Conservative activist Robby Starbuck has filed a $15 million defamation lawsuit against Google in Delaware Superior Court, claiming the tech giant's AI search tools falsely linked him to sexual assault allegations and white nationalist Richard Spencer. It's his second major AI defamation case this year, following a settled dispute with Meta that secured him an advisory role at the company. The case tests uncharted legal waters where no U.S. court has yet awarded damages for AI chatbot defamation.
The battle over AI accountability just got more expensive. Robby Starbuck, the conservative activist who's made headlines targeting corporate diversity programs, is taking his fight against algorithmic defamation straight to Google's doorstep with a $15 million lawsuit filed in Delaware Superior Court.
This isn't Starbuck's first rodeo with Big Tech's AI problems. Earlier this year, he sued Meta over similar issues, claiming the company's AI chatbot falsely stated he participated in the January 6th Capitol attack and had been arrested for a misdemeanor. That case didn't drag through the courts - instead, it ended with Meta hiring Starbuck as an advisor to combat "ideological and political bias" in its chatbot, part of what reporters dubbed the company's broader effort to appease conservative critics.
Now Starbuck's targeting Google, alleging the search giant's AI tools falsely connected him to sexual assault allegations and white nationalist Richard Spencer. The timing couldn't be more pointed - as AI becomes central to how people find information, these cases are testing whether tech companies can be held liable for what their algorithms generate.

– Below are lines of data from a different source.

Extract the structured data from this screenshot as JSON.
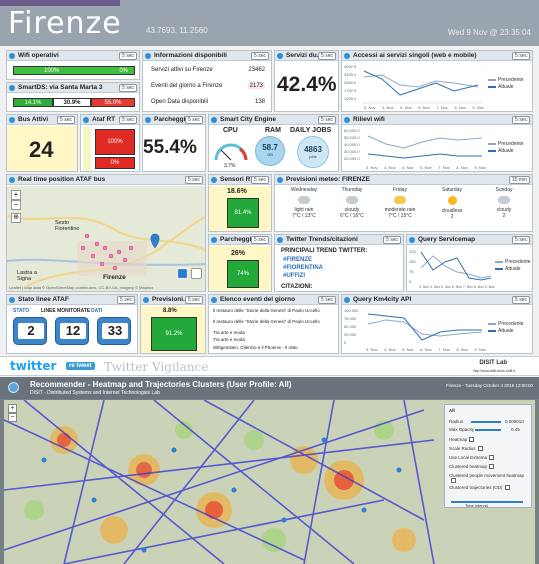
{
  "header": {
    "title": "Firenze",
    "coords": "43.7693, 11.2560",
    "datetime": "Wed 9 Nov @ 23:35:04"
  },
  "wifi": {
    "title": "Wifi operativi",
    "badge": "5 sec",
    "bar_left": "100%",
    "bar_right": "0%",
    "fill_pct": 0.85
  },
  "smartds": {
    "title": "SmartDS: via Santa Marta 3",
    "badge": "5 sec",
    "seg1": "14.1%",
    "seg2": "30.9%",
    "seg3": "55.0%"
  },
  "info": {
    "title": "Informazioni disponibili",
    "badge": "5 sec",
    "rows": [
      {
        "label": "Servizi attivi su Firenze",
        "value": "23462"
      },
      {
        "label": "Eventi del giorno a Firenze",
        "value": "2173"
      },
      {
        "label": "Open Data disponibili",
        "value": "138"
      }
    ]
  },
  "servizi": {
    "title": "Servizi du...",
    "badge": "5 sec",
    "value": "42.4%"
  },
  "accessi": {
    "title": "Accessi ai servizi singoli (web e mobile)",
    "badge": "5 sec",
    "yticks": [
      "4092.5",
      "3325.0",
      "2560.0",
      "1792.5",
      "1025.0"
    ],
    "xticks": [
      "3. Nov",
      "4. Nov",
      "5. Nov",
      "6. Nov",
      "7. Nov",
      "8. Nov",
      "9. Nov"
    ],
    "legend": [
      "Precedente",
      "Attuale"
    ],
    "colors": [
      "#8fa8c6",
      "#2f6fb3"
    ]
  },
  "bus": {
    "title": "Bus Attivi",
    "badge": "5 sec",
    "value": "24"
  },
  "atafrt": {
    "title": "Ataf RT",
    "badge": "5 sec",
    "top": "100%",
    "bottom": "0%"
  },
  "parcheggi1": {
    "title": "Parcheggi...",
    "badge": "5 sec",
    "value": "55.4%"
  },
  "engine": {
    "title": "Smart City Engine",
    "badge": "5 sec",
    "cpu_label": "CPU",
    "cpu_value": "3.7%",
    "ram_label": "RAM",
    "ram_value": "58.7",
    "ram_unit": "GB",
    "jobs_label": "DAILY JOBS",
    "jobs_value": "4863",
    "jobs_unit": "jobs"
  },
  "rilievi": {
    "title": "Rilievi wifi",
    "badge": "5 sec",
    "yticks": [
      "60,000.0",
      "50,000.0",
      "40,000.0",
      "30,000.0",
      "20,000.0"
    ],
    "xticks": [
      "3. Nov",
      "4. Nov",
      "5. Nov",
      "6. Nov",
      "7. Nov",
      "8. Nov",
      "9. Nov"
    ],
    "legend": [
      "Precedente",
      "Attuale"
    ]
  },
  "realtime": {
    "title": "Real time position ATAF bus",
    "badge": "5 sec",
    "places": [
      "Sesto Fiorentino",
      "Lastra a Signa",
      "Firenze"
    ],
    "attribution": "Leaflet | Map data © OpenStreetMap contributors, CC-BY-SA, Imagery © Mapbox"
  },
  "sensori": {
    "title": "Sensori RT",
    "badge": "5 sec",
    "value": "18.6%",
    "bar": "81.4%"
  },
  "meteo": {
    "title": "Previsioni meteo: FIRENZE",
    "badge": "15 min",
    "days": [
      {
        "day": "Wednesday",
        "desc": "light rain",
        "temp": "7°C / 13°C",
        "icon": "rain-icon"
      },
      {
        "day": "Thursday",
        "desc": "cloudy",
        "temp": "6°C / 16°C",
        "icon": "cloud-icon"
      },
      {
        "day": "Friday",
        "desc": "moderate rain",
        "temp": "7°C / 15°C",
        "icon": "rain-sun-icon"
      },
      {
        "day": "Saturday",
        "desc": "cloudless",
        "temp": "2",
        "icon": "sun-icon"
      },
      {
        "day": "Sunday",
        "desc": "cloudy",
        "temp": "2",
        "icon": "cloud-icon"
      }
    ]
  },
  "parcheggi2": {
    "title": "Parcheggi...",
    "badge": "5 sec",
    "value": "26%",
    "bar": "74%"
  },
  "twitter": {
    "title": "Twitter Trends/citazioni",
    "badge": "5 sec",
    "heading": "PRINCIPALI TREND TWITTER:",
    "trends": [
      "#FIRENZE",
      "#FIORENTINA",
      "#UFFIZI"
    ],
    "footer": "CITAZIONI:"
  },
  "query_sm": {
    "title": "Query Servicemap",
    "badge": "5 sec",
    "yticks": [
      "225",
      "150",
      "75",
      "0"
    ],
    "xticks": [
      "3. Nov",
      "4. Nov",
      "5. Nov",
      "6. Nov",
      "7. Nov",
      "8. Nov",
      "9. Nov"
    ],
    "legend": [
      "Precedente",
      "Attuale"
    ]
  },
  "stato": {
    "title": "Stato linee ATAF",
    "badge": "5 sec",
    "labels": [
      "STATO",
      "LINEE MONITORATE",
      "DATI"
    ],
    "values": [
      "2",
      "12",
      "33"
    ]
  },
  "previsioni": {
    "title": "Previsioni...",
    "badge": "5 sec",
    "value": "8.8%",
    "bar": "91.2%"
  },
  "eventi": {
    "title": "Elenco eventi del giorno",
    "badge": "5 sec",
    "items": [
      "Il restauro delle \"Storie della Genesi\" di Paolo Uccello",
      "Il restauro delle \"Storie della Genesi\" di Paolo Uccello",
      "Tra arte e moda",
      "Tra arte e moda",
      "Wittgenstein, Gilenzio e il Phoenix - Il ratto"
    ]
  },
  "query_km": {
    "title": "Query Km4city API",
    "badge": "5 sec",
    "yticks": [
      "100 000",
      "75 000",
      "50 000",
      "25 000",
      "0"
    ],
    "xticks": [
      "3. Nov",
      "4. Nov",
      "5. Nov",
      "6. Nov",
      "7. Nov",
      "8. Nov",
      "9. Nov"
    ],
    "legend": [
      "Precedente",
      "Attuale"
    ]
  },
  "twitterbar": {
    "brand": "twitter",
    "retweet": "re tweet",
    "vigilance": "Twitter Vigilance",
    "disit": "DISIT Lab",
    "url": "http://www.disit.dinfo.unifi.it"
  },
  "recommender": {
    "title": "Recommender - Heatmap and Trajectories Clusters (User Profile: All)",
    "subtitle": "DISIT - Distributed Systems and Internet Technologies Lab",
    "date": "Firenze - Tuesday October 4 2016 13:00:00",
    "controls": {
      "profile": "All",
      "radius": "Radius",
      "radius_val": "0.000010",
      "max_opacity": "Max Opacity",
      "opacity_val": "0.45",
      "heatmap": "Heatmap",
      "scale_radius": "Scale Radius",
      "use_local": "Use Local Extrema",
      "clustered": "Clustered heatmap",
      "clustered_people": "Clustered people movement heatmap",
      "clustered_traj": "Clustered trajectories (OD)",
      "range": "Time interval"
    }
  }
}
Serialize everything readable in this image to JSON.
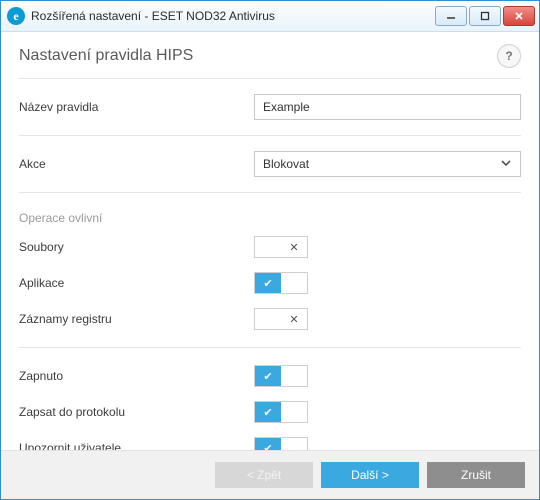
{
  "window": {
    "title": "Rozšířená nastavení - ESET NOD32 Antivirus",
    "app_icon_letter": "e"
  },
  "page": {
    "title": "Nastavení pravidla HIPS",
    "help_symbol": "?"
  },
  "fields": {
    "rule_name": {
      "label": "Název pravidla",
      "value": "Example"
    },
    "action": {
      "label": "Akce",
      "selected": "Blokovat"
    }
  },
  "section_operations_label": "Operace ovlivní",
  "toggles": {
    "files": {
      "label": "Soubory",
      "on": false
    },
    "apps": {
      "label": "Aplikace",
      "on": true
    },
    "registry": {
      "label": "Záznamy registru",
      "on": false
    },
    "enabled": {
      "label": "Zapnuto",
      "on": true
    },
    "log": {
      "label": "Zapsat do protokolu",
      "on": true
    },
    "notify": {
      "label": "Upozornit uživatele",
      "on": true
    }
  },
  "footer": {
    "back": "< Zpět",
    "next": "Další >",
    "cancel": "Zrušit"
  }
}
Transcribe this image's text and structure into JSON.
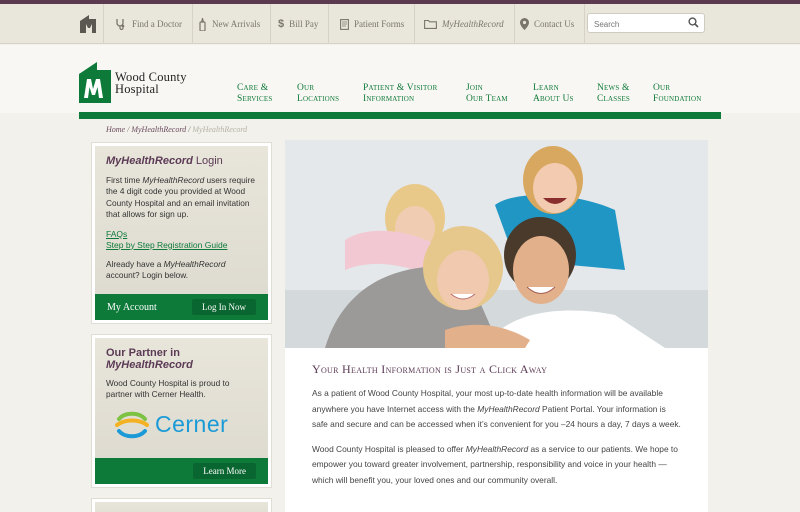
{
  "utility": {
    "links": [
      {
        "label": "Find a Doctor"
      },
      {
        "label": "New Arrivals"
      },
      {
        "label": "Bill Pay"
      },
      {
        "label": "Patient Forms"
      },
      {
        "label": "MyHealthRecord"
      },
      {
        "label": "Contact Us"
      }
    ],
    "search_placeholder": "Search"
  },
  "logo": {
    "line1": "Wood County",
    "line2": "Hospital"
  },
  "nav": [
    {
      "line1": "Care &",
      "line2": "Services"
    },
    {
      "line1": "Our",
      "line2": "Locations"
    },
    {
      "line1": "Patient & Visitor",
      "line2": "Information"
    },
    {
      "line1": "Join",
      "line2": "Our Team"
    },
    {
      "line1": "Learn",
      "line2": "About Us"
    },
    {
      "line1": "News &",
      "line2": "Classes"
    },
    {
      "line1": "Our",
      "line2": "Foundation"
    }
  ],
  "breadcrumb": {
    "home": "Home",
    "sep": " / ",
    "parent": "MyHealthRecord",
    "current": "MyHealthRecord"
  },
  "login_box": {
    "title_em": "MyHealthRecord",
    "title_rest": " Login",
    "intro_1": "First time ",
    "intro_em": "MyHealthRecord",
    "intro_2": " users require the 4 digit code you provided at Wood County Hospital and an email invitation that allows for sign up.",
    "faq_link": "FAQs",
    "guide_link": "Step by Step Registration Guide",
    "already_1": "Already have a ",
    "already_em": "MyHealthRecord",
    "already_2": " account? Login below.",
    "account_label": "My Account",
    "login_button": "Log In Now"
  },
  "partner_box": {
    "title_1": "Our Partner in",
    "title_em": "MyHealthRecord",
    "text": "Wood County Hospital is proud to partner with Cerner Health.",
    "partner_name": "Cerner",
    "learn_button": "Learn More"
  },
  "main": {
    "heading": "Your Health Information is Just a Click Away",
    "p1_a": "As a patient of Wood County Hospital, your most up-to-date health information will be available anywhere you have Internet access with the ",
    "p1_em": "MyHealthRecord",
    "p1_b": " Patient Portal. Your information is safe and secure and can be accessed when it’s convenient for you –24 hours a day, 7 days a week.",
    "p2_a": "Wood County Hospital is pleased to offer ",
    "p2_em": "MyHealthRecord",
    "p2_b": " as a service to our patients. We hope to empower you toward greater involvement, partnership, responsibility and voice in your health — which will benefit you, your loved ones and our community overall."
  },
  "colors": {
    "brand_green": "#0d7a3a",
    "plum": "#5b3a55",
    "top_strip": "#5b3a4f"
  }
}
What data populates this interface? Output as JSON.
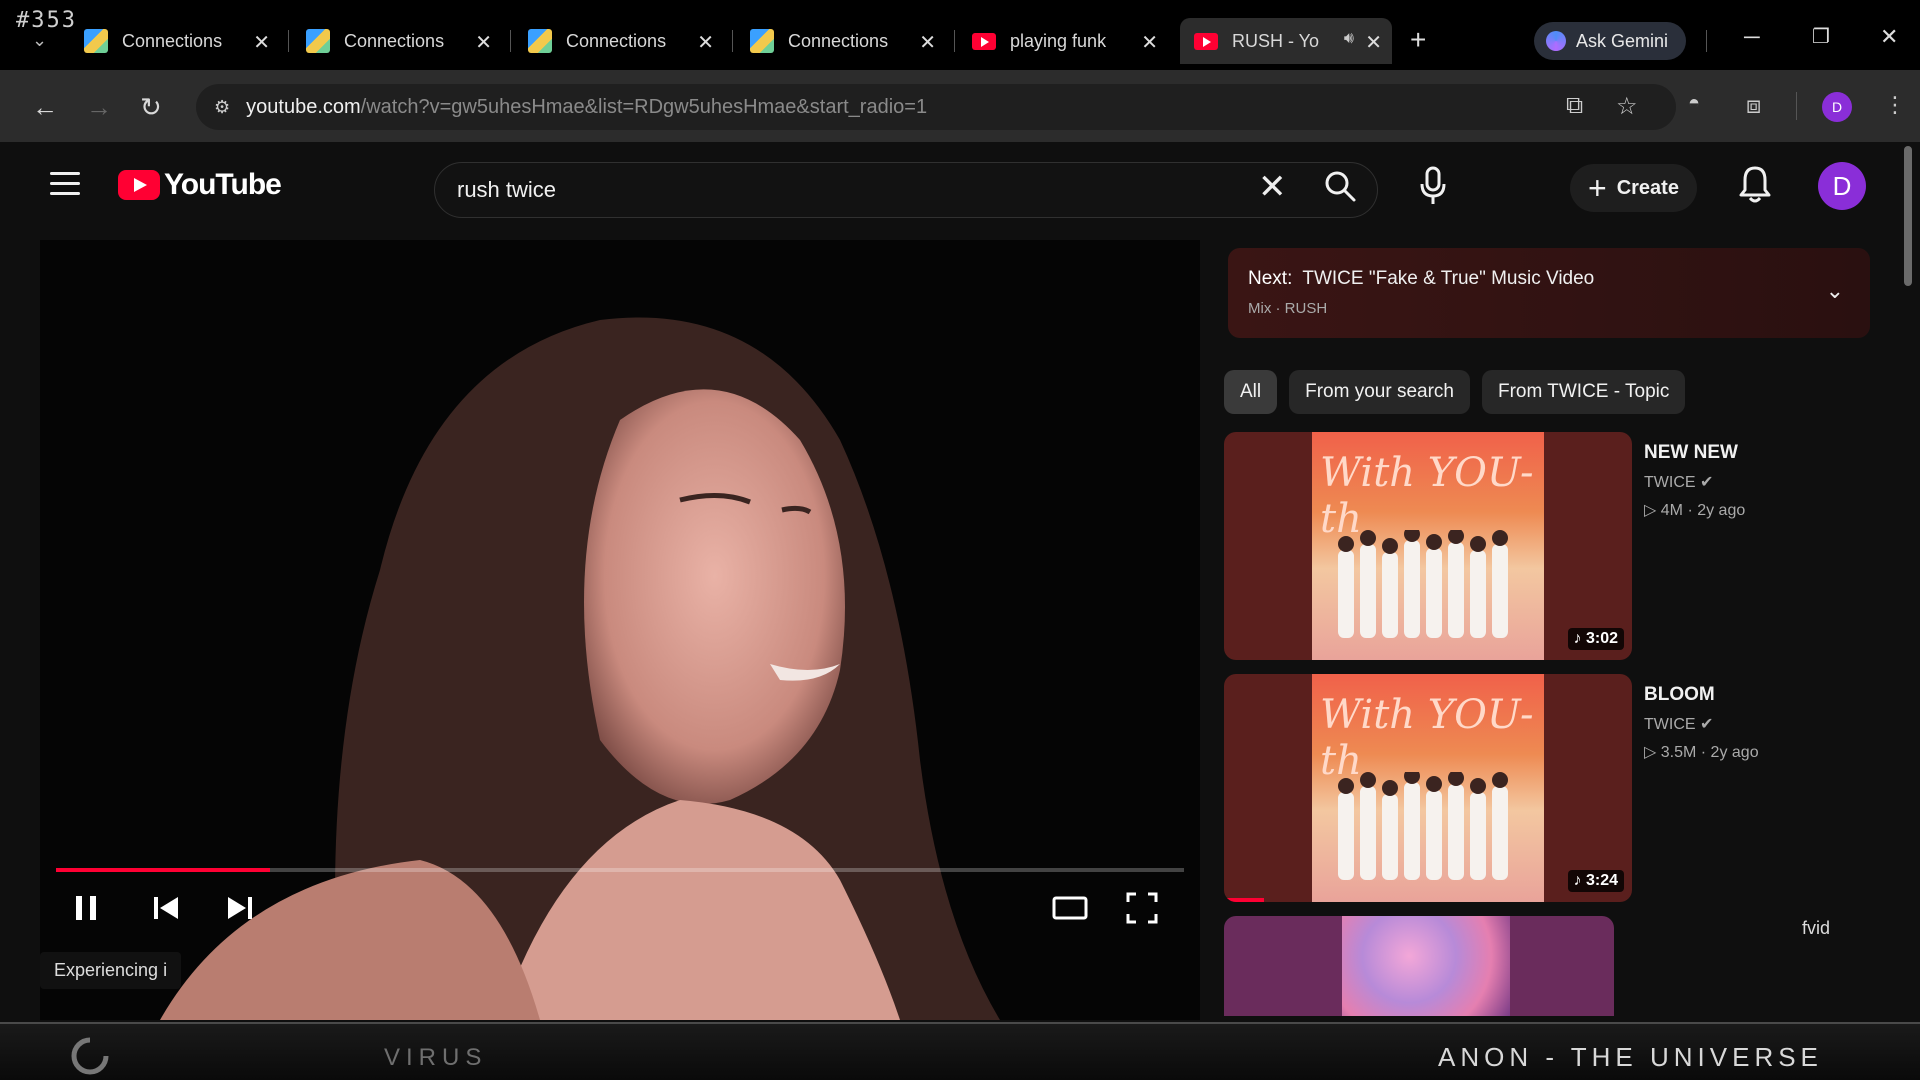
{
  "overlay": {
    "corner_number": "#353"
  },
  "tabs": [
    {
      "title": "Connections",
      "favicon": "connections-icon"
    },
    {
      "title": "Connections",
      "favicon": "connections-icon"
    },
    {
      "title": "Connections",
      "favicon": "connections-icon"
    },
    {
      "title": "Connections",
      "favicon": "connections-icon"
    },
    {
      "title": "playing funk",
      "favicon": "youtube-icon"
    },
    {
      "title": "RUSH - Yo",
      "favicon": "youtube-icon",
      "active": true
    }
  ],
  "browser": {
    "ask_gemini": "Ask Gemini",
    "url_host": "youtube.com",
    "url_path": "/watch?v=gw5uhesHmae&list=RDgw5uhesHmae&start_radio=1",
    "profile_initial": "D"
  },
  "youtube": {
    "logo_text": "YouTube",
    "search_value": "rush twice",
    "search_placeholder": "Search",
    "create_label": "Create",
    "avatar_initial": "D"
  },
  "player": {
    "progress_fraction": 0.19,
    "toast": "Experiencing i"
  },
  "up_next": {
    "label": "Next:",
    "title": "TWICE \"Fake & True\" Music Video",
    "subtitle": "Mix · RUSH"
  },
  "chips": [
    {
      "label": "All",
      "active": true
    },
    {
      "label": "From your search",
      "active": false
    },
    {
      "label": "From TWICE - Topic",
      "active": false
    }
  ],
  "recommendations": [
    {
      "title": "NEW NEW",
      "channel": "TWICE",
      "meta": "4M · 2y ago",
      "duration": "3:02",
      "art_text": "With YOU-th"
    },
    {
      "title": "BLOOM",
      "channel": "TWICE",
      "meta": "3.5M · 2y ago",
      "duration": "3:24",
      "art_text": "With YOU-th"
    }
  ],
  "side_label": "fvid",
  "banner": {
    "left_word": "VIRUS",
    "right_word": "ANON - THE UNIVERSE"
  },
  "colors": {
    "yt_red": "#ff0033",
    "avatar_purple": "#8a2ed8"
  }
}
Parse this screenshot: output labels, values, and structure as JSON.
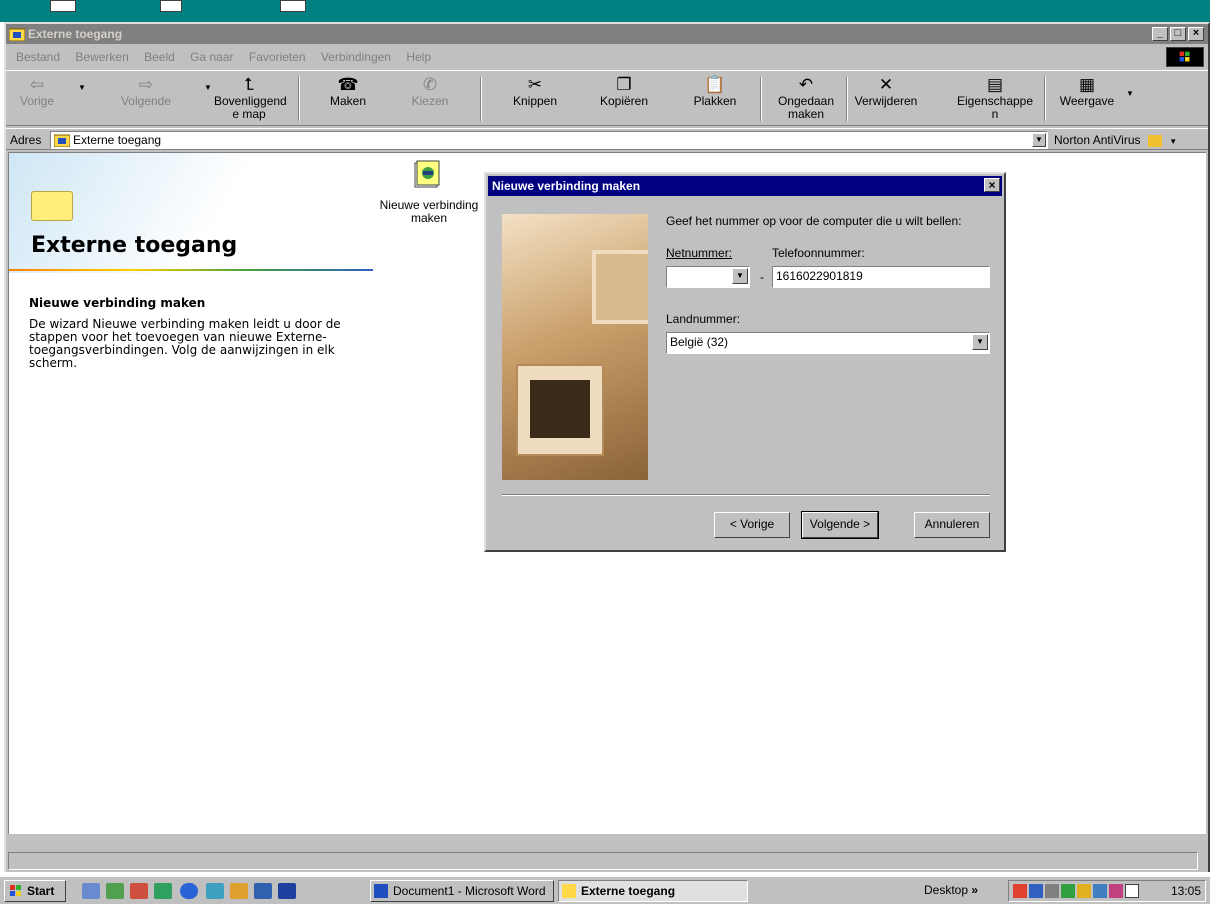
{
  "window": {
    "title": "Externe toegang",
    "menu": [
      "Bestand",
      "Bewerken",
      "Beeld",
      "Ga naar",
      "Favorieten",
      "Verbindingen",
      "Help"
    ]
  },
  "toolbar": {
    "back": "Vorige",
    "forward": "Volgende",
    "up_line1": "Bovenliggend",
    "up_line2": "e map",
    "create": "Maken",
    "dial": "Kiezen",
    "cut": "Knippen",
    "copy": "Kopiëren",
    "paste": "Plakken",
    "undo_line1": "Ongedaan",
    "undo_line2": "maken",
    "delete": "Verwijderen",
    "properties_line1": "Eigenschappe",
    "properties_line2": "n",
    "views": "Weergave"
  },
  "address": {
    "label": "Adres",
    "value": "Externe toegang",
    "norton": "Norton AntiVirus"
  },
  "content": {
    "heading": "Externe toegang",
    "subheading": "Nieuwe verbinding maken",
    "description": "De wizard Nieuwe verbinding maken leidt u door de stappen voor het toevoegen van nieuwe Externe-toegangsverbindingen. Volg de aanwijzingen in elk scherm.",
    "file_icon_line1": "Nieuwe verbinding",
    "file_icon_line2": "maken"
  },
  "dialog": {
    "title": "Nieuwe verbinding maken",
    "prompt": "Geef het nummer op voor de computer die u wilt bellen:",
    "area_code_label": "Netnummer:",
    "area_code_value": "",
    "dash": "-",
    "phone_label": "Telefoonnummer:",
    "phone_value": "1616022901819",
    "country_label": "Landnummer:",
    "country_value": "België (32)",
    "back_button": "< Vorige",
    "next_button": "Volgende >",
    "cancel_button": "Annuleren"
  },
  "taskbar": {
    "start": "Start",
    "tasks": [
      "Document1 - Microsoft Word",
      "Externe toegang"
    ],
    "desktop": "Desktop",
    "chevron": "»",
    "clock": "13:05"
  }
}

Google's response was measured but telling. "We will review the complaint when we receive it," spokesperson José Castañeda told The Verge. But he was quick to add context: "Most of these claims relate to hallucinations in Bard that we addressed in 2023. Hallucinations are a well known issue for all LLMs, which we disclose and work hard to minimize. But as everyone knows, if you're creative enough, you can prompt a chatbot to say something misleading."
The legal landscape here is practically virgin territory. As The Wall Street Journal noted, no U.S. court has awarded damages in a defamation suit involving an AI chatbot. The closest precedent came when conservative radio host Mark Walters sued OpenAI in 2023, claiming ChatGPT defamed him by linking him to fraud and embezzlement accusations. The court sided with , ruling that Walters failed to prove "actual malice" - a high bar for public figures in defamation cases.